I am not sure I got your question. You want to get multiple indexes of elements from an array? If so you can try to create a new array and add indexes there, therefore the first element of smallest array is at the index of first element of indexes array. Something like

public static void main(String[] args) {
    int[] amounts = { 1, 2, 5, 7, 2, 4, 8, 6 };
    int   k = 5;
    int[] smallest = { 1, 2, 2, 4, 5 };
    int[] indexes = new int[k];
    for (int i = 0; i<k; i++) {
        int searchable = smallest[i];
        for (int j = 0; j<amounts.length; j++) {
            if (searchable == amounts[j]) {
                indexes[i] = j;
            }
        }
        }           
    for (int n = 0; n<indexes.length; n++) {
            System.out.println("Number " + smallest[n] + " index is " + indexes[n]);
    }
}

Answer 6

You can do this in pretty close to linear time (technically it's O(nk) but based on your description n is small) for any size of n and k, no need to be fancy.

If you are dealing with long lists and worried about cache coherency then you can create an object containing two integers for index and value (you could just use a tuple but an object is cleaner). Create an ArrayList of capacity n initially empty. If not worried about jumping around in memory then just an array of n integers each holding the index and initialized to -1 will suffice. Just look up the value from the index each time.

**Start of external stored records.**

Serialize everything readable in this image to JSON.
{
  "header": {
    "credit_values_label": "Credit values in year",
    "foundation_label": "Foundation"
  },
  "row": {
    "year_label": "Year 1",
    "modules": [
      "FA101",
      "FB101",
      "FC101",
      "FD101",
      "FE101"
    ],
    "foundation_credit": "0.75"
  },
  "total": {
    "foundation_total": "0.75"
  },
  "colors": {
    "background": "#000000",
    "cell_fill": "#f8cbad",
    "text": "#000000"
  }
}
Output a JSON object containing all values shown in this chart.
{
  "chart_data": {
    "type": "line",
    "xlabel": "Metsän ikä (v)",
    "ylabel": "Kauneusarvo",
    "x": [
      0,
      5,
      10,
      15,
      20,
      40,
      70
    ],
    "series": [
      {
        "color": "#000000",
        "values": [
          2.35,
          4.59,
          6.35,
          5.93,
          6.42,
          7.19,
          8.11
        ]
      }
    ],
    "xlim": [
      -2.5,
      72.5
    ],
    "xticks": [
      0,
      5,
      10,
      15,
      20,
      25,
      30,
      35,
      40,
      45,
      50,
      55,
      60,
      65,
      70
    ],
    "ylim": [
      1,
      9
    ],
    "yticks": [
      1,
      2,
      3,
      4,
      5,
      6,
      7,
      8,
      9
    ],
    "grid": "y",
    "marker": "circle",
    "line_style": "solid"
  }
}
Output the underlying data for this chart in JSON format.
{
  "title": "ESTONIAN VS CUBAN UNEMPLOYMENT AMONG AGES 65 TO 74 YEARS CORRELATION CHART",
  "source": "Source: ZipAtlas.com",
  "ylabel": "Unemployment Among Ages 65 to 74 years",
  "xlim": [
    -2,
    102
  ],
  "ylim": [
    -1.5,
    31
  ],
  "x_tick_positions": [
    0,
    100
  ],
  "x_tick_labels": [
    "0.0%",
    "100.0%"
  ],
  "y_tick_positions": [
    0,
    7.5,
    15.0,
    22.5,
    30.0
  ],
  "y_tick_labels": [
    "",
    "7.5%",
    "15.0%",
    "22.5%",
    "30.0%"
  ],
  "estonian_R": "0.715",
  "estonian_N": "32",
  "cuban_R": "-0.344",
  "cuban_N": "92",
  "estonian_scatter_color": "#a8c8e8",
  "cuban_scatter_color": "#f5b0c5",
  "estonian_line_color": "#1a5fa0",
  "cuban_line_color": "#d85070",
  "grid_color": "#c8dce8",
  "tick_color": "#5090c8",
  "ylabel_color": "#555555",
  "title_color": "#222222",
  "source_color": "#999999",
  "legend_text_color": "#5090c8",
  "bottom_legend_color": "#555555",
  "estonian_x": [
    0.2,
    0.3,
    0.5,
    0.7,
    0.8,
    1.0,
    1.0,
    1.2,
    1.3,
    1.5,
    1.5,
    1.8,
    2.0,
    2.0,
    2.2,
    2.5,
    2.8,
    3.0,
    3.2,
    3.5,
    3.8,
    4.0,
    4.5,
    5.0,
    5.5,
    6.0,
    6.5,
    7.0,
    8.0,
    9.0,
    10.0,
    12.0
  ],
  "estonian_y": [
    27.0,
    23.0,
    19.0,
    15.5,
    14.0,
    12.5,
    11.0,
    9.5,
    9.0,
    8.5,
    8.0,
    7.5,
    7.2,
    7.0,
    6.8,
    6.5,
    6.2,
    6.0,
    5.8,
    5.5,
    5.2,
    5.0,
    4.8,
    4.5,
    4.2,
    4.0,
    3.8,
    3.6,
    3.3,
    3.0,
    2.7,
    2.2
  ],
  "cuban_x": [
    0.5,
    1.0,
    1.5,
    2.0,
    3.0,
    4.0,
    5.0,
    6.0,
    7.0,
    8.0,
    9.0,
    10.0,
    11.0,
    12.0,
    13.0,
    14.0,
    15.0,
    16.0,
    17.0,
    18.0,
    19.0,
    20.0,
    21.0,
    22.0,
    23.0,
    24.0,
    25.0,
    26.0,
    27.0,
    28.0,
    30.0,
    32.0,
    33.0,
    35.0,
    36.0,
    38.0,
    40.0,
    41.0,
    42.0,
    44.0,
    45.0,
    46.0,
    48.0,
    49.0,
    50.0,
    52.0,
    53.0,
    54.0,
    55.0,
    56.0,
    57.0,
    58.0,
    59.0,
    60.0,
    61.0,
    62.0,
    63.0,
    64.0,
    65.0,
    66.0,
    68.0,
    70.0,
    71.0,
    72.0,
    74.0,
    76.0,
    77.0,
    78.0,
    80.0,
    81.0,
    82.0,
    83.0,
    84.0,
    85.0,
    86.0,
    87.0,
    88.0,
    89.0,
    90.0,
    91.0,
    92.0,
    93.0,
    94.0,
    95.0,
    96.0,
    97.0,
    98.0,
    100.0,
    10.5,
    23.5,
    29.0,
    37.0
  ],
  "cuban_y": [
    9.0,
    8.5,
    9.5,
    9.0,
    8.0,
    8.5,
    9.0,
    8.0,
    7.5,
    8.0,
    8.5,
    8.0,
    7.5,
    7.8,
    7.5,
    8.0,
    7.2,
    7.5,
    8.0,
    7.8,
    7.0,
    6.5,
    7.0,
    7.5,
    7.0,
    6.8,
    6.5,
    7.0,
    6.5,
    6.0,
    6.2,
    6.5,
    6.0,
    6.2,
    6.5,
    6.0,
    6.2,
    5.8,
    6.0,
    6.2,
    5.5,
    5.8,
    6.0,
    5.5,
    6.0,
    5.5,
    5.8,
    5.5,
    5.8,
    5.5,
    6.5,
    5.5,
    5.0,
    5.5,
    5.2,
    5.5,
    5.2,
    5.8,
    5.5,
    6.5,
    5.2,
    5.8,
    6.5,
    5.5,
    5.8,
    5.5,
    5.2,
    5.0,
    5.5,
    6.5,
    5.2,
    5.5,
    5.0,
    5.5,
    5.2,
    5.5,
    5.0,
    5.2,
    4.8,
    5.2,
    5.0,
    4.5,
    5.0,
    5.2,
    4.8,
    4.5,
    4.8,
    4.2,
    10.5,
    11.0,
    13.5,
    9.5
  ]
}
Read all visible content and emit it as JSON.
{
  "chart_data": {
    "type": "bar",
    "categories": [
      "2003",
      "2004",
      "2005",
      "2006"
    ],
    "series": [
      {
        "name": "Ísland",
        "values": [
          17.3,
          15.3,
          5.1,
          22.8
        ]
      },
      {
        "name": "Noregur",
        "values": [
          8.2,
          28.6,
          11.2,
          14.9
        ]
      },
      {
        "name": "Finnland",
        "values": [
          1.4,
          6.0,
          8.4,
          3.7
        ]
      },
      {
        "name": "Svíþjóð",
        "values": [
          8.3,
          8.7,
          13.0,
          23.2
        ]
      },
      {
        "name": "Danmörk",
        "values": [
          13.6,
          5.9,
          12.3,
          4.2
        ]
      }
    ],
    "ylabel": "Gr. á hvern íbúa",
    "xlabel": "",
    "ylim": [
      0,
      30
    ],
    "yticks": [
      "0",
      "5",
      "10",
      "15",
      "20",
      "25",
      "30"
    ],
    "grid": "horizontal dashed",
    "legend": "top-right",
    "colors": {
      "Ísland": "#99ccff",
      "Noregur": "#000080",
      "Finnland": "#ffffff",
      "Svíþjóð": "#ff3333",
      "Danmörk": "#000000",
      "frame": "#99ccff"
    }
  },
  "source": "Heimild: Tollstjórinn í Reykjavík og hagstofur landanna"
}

Loop through the elements of k. For each element

• Check if the value is lower than the last value in the list, if not move to next element and no processing is needed at all on this one.
• If the list length is n then delete the last item from the list to make room for the new one.
• Create a new object with the index and value set. (Only needed if using an object)
• Scan through the ArrayList until you find a smaller object or the start of the list
• Insert the new object (or index) at the located point

At the end of a single scan through the main list the ArrayList will contain a sorted list of the smallest n values.